Fructose , Non-alcoholic Fatty Liver Disease , Diet/adverse effects , Fructose/adverse effects , Fructose/metabolism , Humans , Liver/metabolism , Non-alcoholic Fatty Liver Disease/metabolism , Risk Factors
The bedside hemodynamic assessment of the critically ill remains challenging since blood volume, arterial-venous interaction and compliance are not measured directly. Mean circulatory filling pressure (Pmcf) is the blood pressure throughout the vascular system at zero flow. Animal studies have shown Pmcf provides information on vascular compliance, volume responsiveness and enables the calculation of stressed volume. It is now possible to measure Pmcf at the bedside. We performed a systematic review of the current Pmcf measurement techniques and compared their clinical applicability, precision, accuracy and limitations. A comprehensive search strategy was performed in PubMed, Embase and the Cochrane databases. Studies measuring Pmcf in heart-beating patients at the bedside were included. Data were extracted from the articles into predefined forms.
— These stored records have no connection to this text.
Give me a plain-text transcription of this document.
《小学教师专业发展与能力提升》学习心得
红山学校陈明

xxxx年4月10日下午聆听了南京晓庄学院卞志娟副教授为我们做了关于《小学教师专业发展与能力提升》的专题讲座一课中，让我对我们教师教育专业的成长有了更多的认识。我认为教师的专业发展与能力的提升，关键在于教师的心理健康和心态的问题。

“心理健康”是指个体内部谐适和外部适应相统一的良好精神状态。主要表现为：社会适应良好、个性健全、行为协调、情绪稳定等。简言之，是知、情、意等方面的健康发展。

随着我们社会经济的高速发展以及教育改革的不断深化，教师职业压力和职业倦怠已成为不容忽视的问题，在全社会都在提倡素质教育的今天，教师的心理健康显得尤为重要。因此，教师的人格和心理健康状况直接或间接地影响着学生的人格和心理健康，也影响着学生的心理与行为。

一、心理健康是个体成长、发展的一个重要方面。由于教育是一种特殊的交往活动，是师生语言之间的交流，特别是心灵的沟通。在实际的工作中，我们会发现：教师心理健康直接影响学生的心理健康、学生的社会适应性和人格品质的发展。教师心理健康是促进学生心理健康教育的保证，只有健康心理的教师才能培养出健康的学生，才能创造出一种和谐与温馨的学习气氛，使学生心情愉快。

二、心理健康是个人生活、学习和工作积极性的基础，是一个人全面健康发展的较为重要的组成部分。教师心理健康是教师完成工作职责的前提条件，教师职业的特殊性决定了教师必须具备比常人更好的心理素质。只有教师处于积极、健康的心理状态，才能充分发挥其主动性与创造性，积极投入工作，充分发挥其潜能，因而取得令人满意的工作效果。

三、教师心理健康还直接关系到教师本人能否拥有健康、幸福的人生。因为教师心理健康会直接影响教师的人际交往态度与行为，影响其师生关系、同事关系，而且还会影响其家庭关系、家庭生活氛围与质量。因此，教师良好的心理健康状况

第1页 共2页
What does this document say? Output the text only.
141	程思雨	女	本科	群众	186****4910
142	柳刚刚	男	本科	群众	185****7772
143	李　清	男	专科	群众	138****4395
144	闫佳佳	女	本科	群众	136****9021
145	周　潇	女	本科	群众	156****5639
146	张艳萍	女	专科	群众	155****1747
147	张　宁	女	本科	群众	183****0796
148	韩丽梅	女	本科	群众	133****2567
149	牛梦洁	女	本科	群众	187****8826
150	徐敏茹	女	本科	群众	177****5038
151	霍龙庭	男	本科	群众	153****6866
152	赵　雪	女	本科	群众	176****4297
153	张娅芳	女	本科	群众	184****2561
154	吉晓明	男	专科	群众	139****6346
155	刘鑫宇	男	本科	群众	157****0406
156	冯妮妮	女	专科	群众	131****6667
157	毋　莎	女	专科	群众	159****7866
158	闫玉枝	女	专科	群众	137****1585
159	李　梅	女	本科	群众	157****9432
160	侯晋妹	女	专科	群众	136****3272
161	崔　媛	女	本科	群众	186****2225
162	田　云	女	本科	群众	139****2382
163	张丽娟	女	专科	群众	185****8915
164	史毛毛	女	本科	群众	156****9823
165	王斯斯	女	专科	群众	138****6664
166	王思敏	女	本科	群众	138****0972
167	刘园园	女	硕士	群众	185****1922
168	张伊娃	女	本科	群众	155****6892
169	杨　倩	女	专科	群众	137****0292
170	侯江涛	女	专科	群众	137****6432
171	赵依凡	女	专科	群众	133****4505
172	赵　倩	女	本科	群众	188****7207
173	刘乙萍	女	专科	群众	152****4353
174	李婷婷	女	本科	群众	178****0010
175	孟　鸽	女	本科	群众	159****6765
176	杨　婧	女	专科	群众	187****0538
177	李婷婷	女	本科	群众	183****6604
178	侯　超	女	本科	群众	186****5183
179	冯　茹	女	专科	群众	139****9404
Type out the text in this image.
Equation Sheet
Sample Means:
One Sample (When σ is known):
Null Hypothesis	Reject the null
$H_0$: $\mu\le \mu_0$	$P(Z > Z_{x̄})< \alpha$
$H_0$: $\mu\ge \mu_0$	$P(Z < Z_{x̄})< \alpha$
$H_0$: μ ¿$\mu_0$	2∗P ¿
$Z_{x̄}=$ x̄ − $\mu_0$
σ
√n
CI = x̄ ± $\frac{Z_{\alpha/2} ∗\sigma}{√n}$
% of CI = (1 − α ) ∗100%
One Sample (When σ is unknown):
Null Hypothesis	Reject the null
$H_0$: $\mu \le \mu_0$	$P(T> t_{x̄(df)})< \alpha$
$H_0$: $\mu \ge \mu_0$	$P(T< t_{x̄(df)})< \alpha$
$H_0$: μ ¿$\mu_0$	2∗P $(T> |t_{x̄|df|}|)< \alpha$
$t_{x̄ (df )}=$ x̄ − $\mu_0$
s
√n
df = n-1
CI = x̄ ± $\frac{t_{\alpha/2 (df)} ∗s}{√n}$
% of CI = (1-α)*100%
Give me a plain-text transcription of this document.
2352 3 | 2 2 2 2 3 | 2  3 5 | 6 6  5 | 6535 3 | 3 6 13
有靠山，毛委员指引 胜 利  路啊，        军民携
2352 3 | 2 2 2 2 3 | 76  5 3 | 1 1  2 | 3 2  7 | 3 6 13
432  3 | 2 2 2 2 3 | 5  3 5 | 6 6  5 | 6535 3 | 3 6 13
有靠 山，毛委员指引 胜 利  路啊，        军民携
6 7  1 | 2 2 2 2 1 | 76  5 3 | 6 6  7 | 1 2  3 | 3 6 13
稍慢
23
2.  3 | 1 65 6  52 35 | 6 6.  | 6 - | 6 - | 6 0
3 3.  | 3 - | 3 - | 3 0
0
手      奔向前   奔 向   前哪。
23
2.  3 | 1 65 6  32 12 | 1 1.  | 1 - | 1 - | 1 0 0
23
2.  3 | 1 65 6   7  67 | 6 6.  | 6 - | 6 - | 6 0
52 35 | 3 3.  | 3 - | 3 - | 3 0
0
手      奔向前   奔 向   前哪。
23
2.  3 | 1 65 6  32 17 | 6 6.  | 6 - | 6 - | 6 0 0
Quality assessment was based on the Newcastle-Ottawa Scale for cohort studies. A total of 17 prospective cohort studies were included. Three techniques were described: Pmcf hold, based on inspiratory hold-derived venous return curves, Pmcf arm, based on arterial and venous pressure equilibration in the arm as a model for the entire circulation, and Pmcf analogue, based on a Guytonian mathematical model of the circulation. The included studies show Pmcf to accurately follow intravascular fluid administration and vascular compliance following drug-induced hemodynamic changes. Bedside Pmcf measures allow for more direct assessment of circulating blood volume, venous return and compliance. However, studies are needed to determine normative Pmcf values and their expected changes to therapies if they are to be used to guide clinical practice.